Both the Overture in g and Postlude in F come from the teenage and the Yale Ives -- to some extent, student exercises for his composition professor, the American Wagnerian Horatio Parker. The Overture begins in a bid to impress with High Seriousness. It has its imposing moments, but it still shows student awkwardness as well. After the grand invocation, it moves to a trivial parlor waltz. Indeed, the entire work suffers from weak transitions and juxtapositions. The orchestration, however, sounds professional, with a lot of cues from Tchaikovsky and with Wagner reserved for the grand moments -- the avant-garde of the day. The Overture tries for sonata form, and indeed it hits all the marks of sonata-allegro without ever achieving the sonata's goal of dynamic movement and argument. Ives writes a non-development development and litters the piece with formulaic extensions and transitions. Structurally, the piece is a dull mess. Nevertheless, it contains enough surprises, mainly rhythmic and harmonic, to foreshadow at least the Ives of the First Symphony.

The Postlude in F, written by 15-year-old church organist Ives, I find the more remarkable composition -- indeed, one of the most distinguished pieces of American music of its time. Ives thought enough of it to orchestrate it for Parker. It takes a lot from Wagner, particularly from the quieter Wagner of the "Waldrauschen" and the Siegfried-Idyl. It moves much more surely than the Overture. The boy had great talent, early on.

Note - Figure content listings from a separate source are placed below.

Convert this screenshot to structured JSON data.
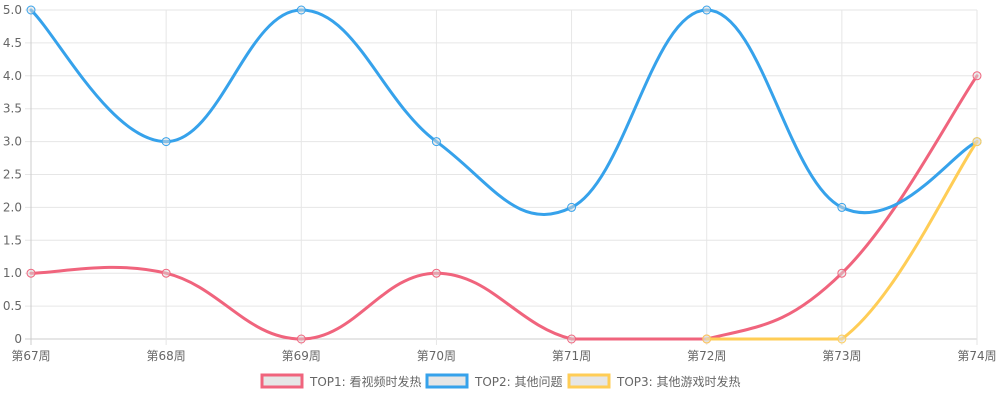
{
  "chart_data": {
    "type": "line",
    "categories": [
      "第67周",
      "第68周",
      "第69周",
      "第70周",
      "第71周",
      "第72周",
      "第73周",
      "第74周"
    ],
    "ylim": [
      0,
      5
    ],
    "y_ticks": [
      "0",
      "0.5",
      "1.0",
      "1.5",
      "2.0",
      "2.5",
      "3.0",
      "3.5",
      "4.0",
      "4.5",
      "5.0"
    ],
    "grid": true,
    "legend_position": "bottom",
    "series": [
      {
        "name": "TOP1: 看视频时发热",
        "color": "#f0647d",
        "values": [
          1,
          1,
          0,
          1,
          0,
          0,
          1,
          4
        ]
      },
      {
        "name": "TOP2: 其他问题",
        "color": "#36a2eb",
        "values": [
          5,
          3,
          5,
          3,
          2,
          5,
          2,
          3
        ]
      },
      {
        "name": "TOP3: 其他游戏时发热",
        "color": "#ffcd56",
        "values": [
          null,
          null,
          null,
          null,
          null,
          0,
          0,
          3
        ]
      }
    ]
  }
}
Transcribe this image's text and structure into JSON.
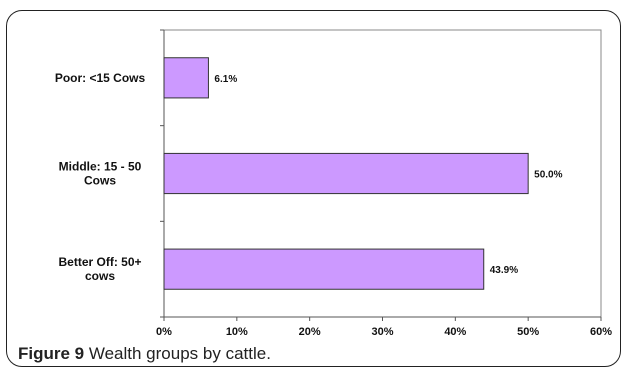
{
  "caption": {
    "figure_label": "Figure 9",
    "text": "Wealth groups by cattle."
  },
  "chart_data": {
    "type": "bar",
    "orientation": "horizontal",
    "categories": [
      [
        "Poor:   <15 Cows"
      ],
      [
        "Middle: 15 - 50",
        "Cows"
      ],
      [
        "Better Off:  50+",
        "cows"
      ]
    ],
    "values": [
      6.1,
      50.0,
      43.9
    ],
    "value_labels": [
      "6.1%",
      "50.0%",
      "43.9%"
    ],
    "xlim": [
      0,
      60
    ],
    "xticks": [
      0,
      10,
      20,
      30,
      40,
      50,
      60
    ],
    "xtick_labels": [
      "0%",
      "10%",
      "20%",
      "30%",
      "40%",
      "50%",
      "60%"
    ],
    "xlabel": "",
    "ylabel": "",
    "title": "",
    "grid": false,
    "bar_color": "#CC99FF",
    "bar_edge_color": "#333333"
  }
}
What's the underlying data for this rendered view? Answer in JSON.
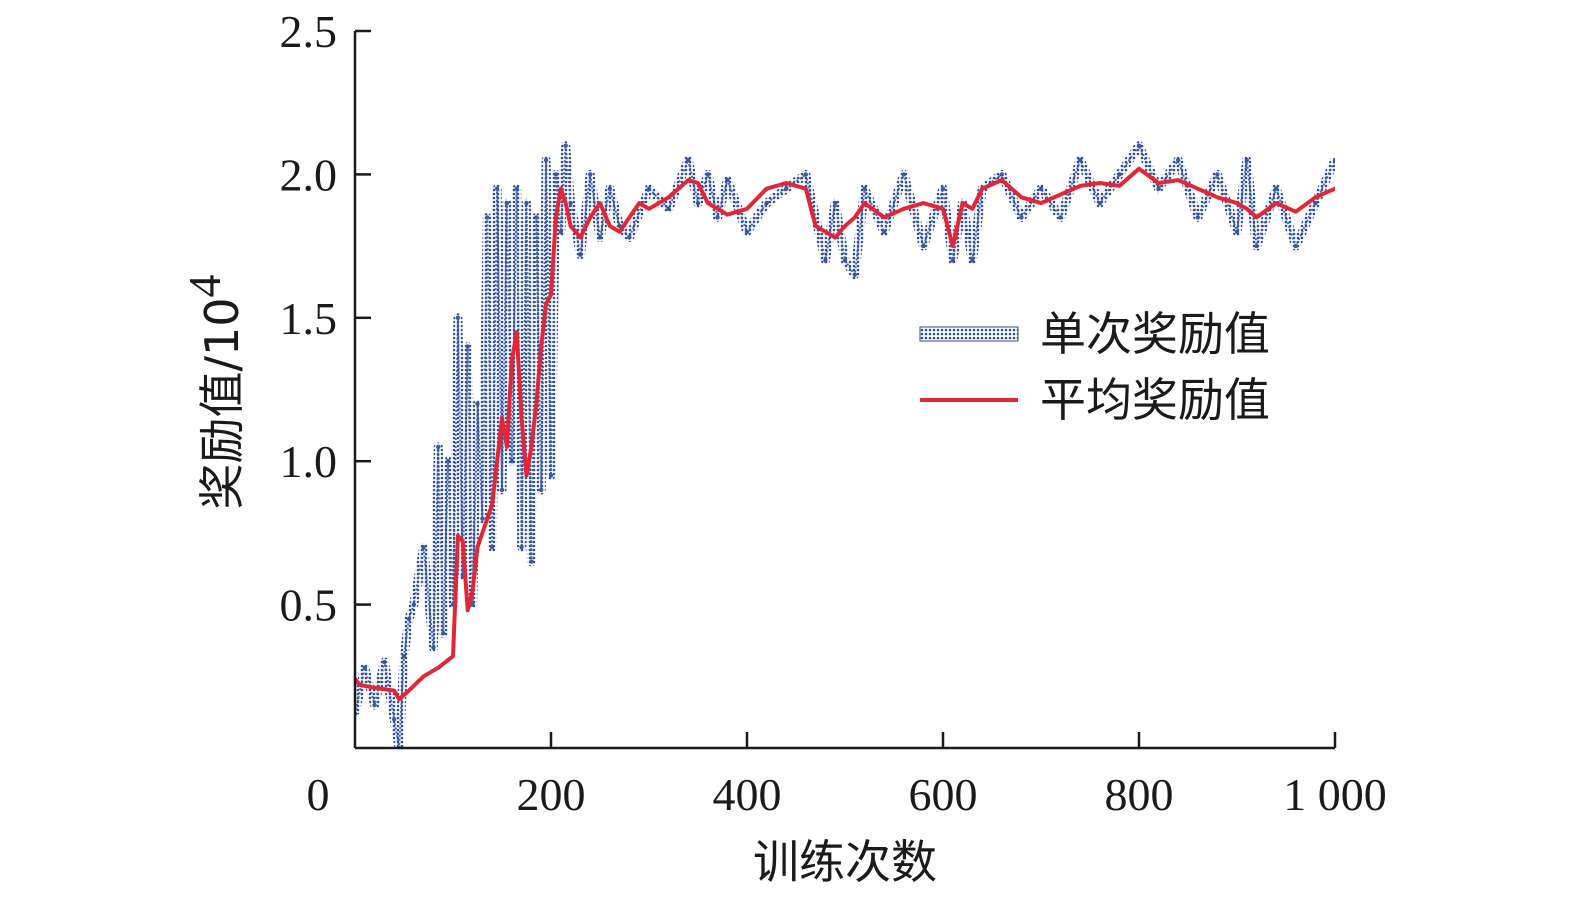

James Sinclair's performances are okay, even good, but (excepting "Decoration Day") not particularly exceptional. For some reason, "Decoration Day" brings out the poet in the conductor. I wish they had included "Washington's Birthday," but that's spilt milk. The Swedes fall into the trap of Ives's thick textures. I used to believe that such foggy playing was inevitable in Ives, until I heard Dohnányi and the Cleveland in the first two orchestral sets. The chorus suffers from the same problem. You can't understand their diction in the Duke Street hymn. Nevertheless, it's the program that sells this CD.